La crisi libanese e l’utilità di una diplomazia italiana audace lungimirante tempestiva

Si apre per l’Italia una grande opportunità se qualcuno riesce ad interessarsi, con intelligenza, cuore e lungimiranza, alla tragedia del popolo libanese. Dico che se fosse chiaro, a palazzo Chigi e alla Farnesina, cosa si deve intendere per “interesse nazionale” (sia pure nell’epoca del multilateralismo avvolgente e tutto condizionante) e quali passi audaci è necessario compiere per non lasciare dove i santoni della finanza mondiale hanno deciso di inchiodare il Libano (non sanno cosa farsene dopo avergli fatto di tutto e lasciato fare di tutto) e la sua popolazione innocente e sofferente, sarebbe un rigenerare la nostra asfittica politica estera mediterranea. Una strada ovviamente piena di insidie ma che potrebbe, mentre si ridà fiato e credibilità alla Repubblica, non solo recuperare su basi colte il dialogo con musulmani ed ebrei (il Libano è anche questo) ma al tempo difendere i diritti dei cristiani e spingerli, con soluzioni pacifiche, di fatto fuori dai ghetti in cui ormai spesso sono costretti a vivere.
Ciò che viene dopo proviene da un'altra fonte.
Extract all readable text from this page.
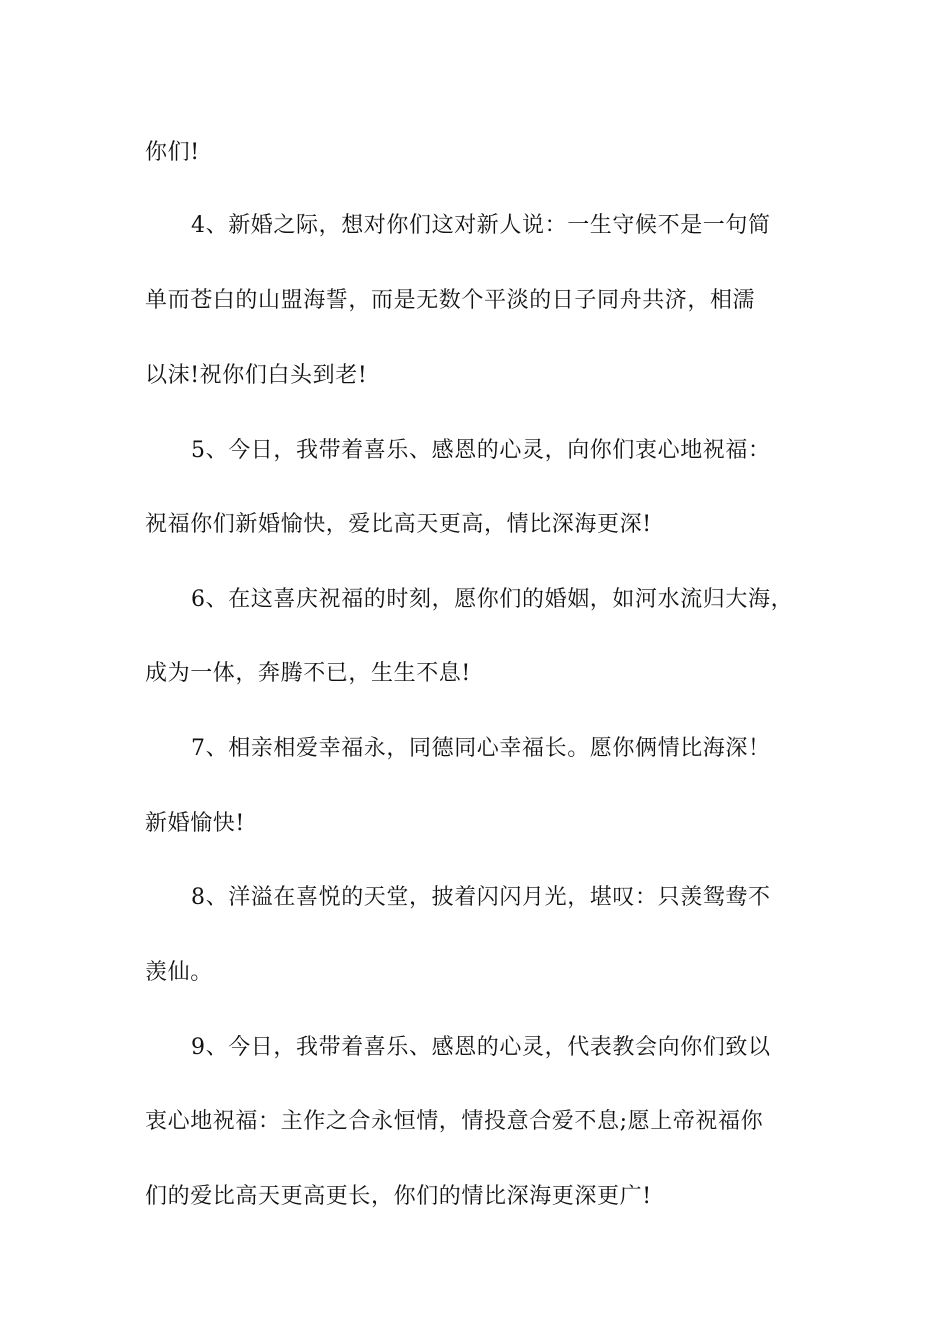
你们!
4、新婚之际，想对你们这对新人说：一生守候不是一句简
单而苍白的山盟海誓，而是无数个平淡的日子同舟共济，相濡
以沫!祝你们白头到老!
5、今日，我带着喜乐、感恩的心灵，向你们衷心地祝福：
祝福你们新婚愉快，爱比高天更高，情比深海更深!
6、在这喜庆祝福的时刻，愿你们的婚姻，如河水流归大海，
成为一体，奔腾不已，生生不息!
7、相亲相爱幸福永，同德同心幸福长。愿你俩情比海深！
新婚愉快!
8、洋溢在喜悦的天堂，披着闪闪月光，堪叹：只羡鸳鸯不
羡仙。
9、今日，我带着喜乐、感恩的心灵，代表教会向你们致以
衷心地祝福：主作之合永恒情，情投意合爱不息;愿上帝祝福你
们的爱比高天更高更长，你们的情比深海更深更广!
Il Libano (ma questa è la posizione di signore notoriamente provinciale e ignorante in quasi tutto quello che riguarda gli avvenimenti oltre confine) è assolutamente necessario che non venga lasciato nelle condizioni in cui invece oggi si trova. Non è comunque assolutamente un approccio strappalacrime (anche se una componente umanitaria non va rimossa) che sommessamente da mesi propongo. Dico che lasciare a quello che abbiamo visto accadere, anche in queste ore a Beirut (cecchini agli ultimi piani e risposte con armi pesanti dal “basso”), la soluzione del groviglio è follia autolesionistica che chiunque abbia un minimo di buon senso (e di cultura) dovrebbe concorrere a provare a fermare. Beirut è certamente una delle “chiuse” del Mediterraneo che notoriamente, essendo sostanzialmente un lago ha nelle “chiuse” i punti sensibili per la salute dell’intero bacino. L’on. Alessandra Ermellino, opportunamente, fa il massimo per richiamare l’attenzione su quanto sta accadendo. Lo fa in quasi assoluta solitudine. Tra i giornalisti qualcuno comincia a reagire.
Noi ci accodiamo consapevoli della delicatezza della situazione.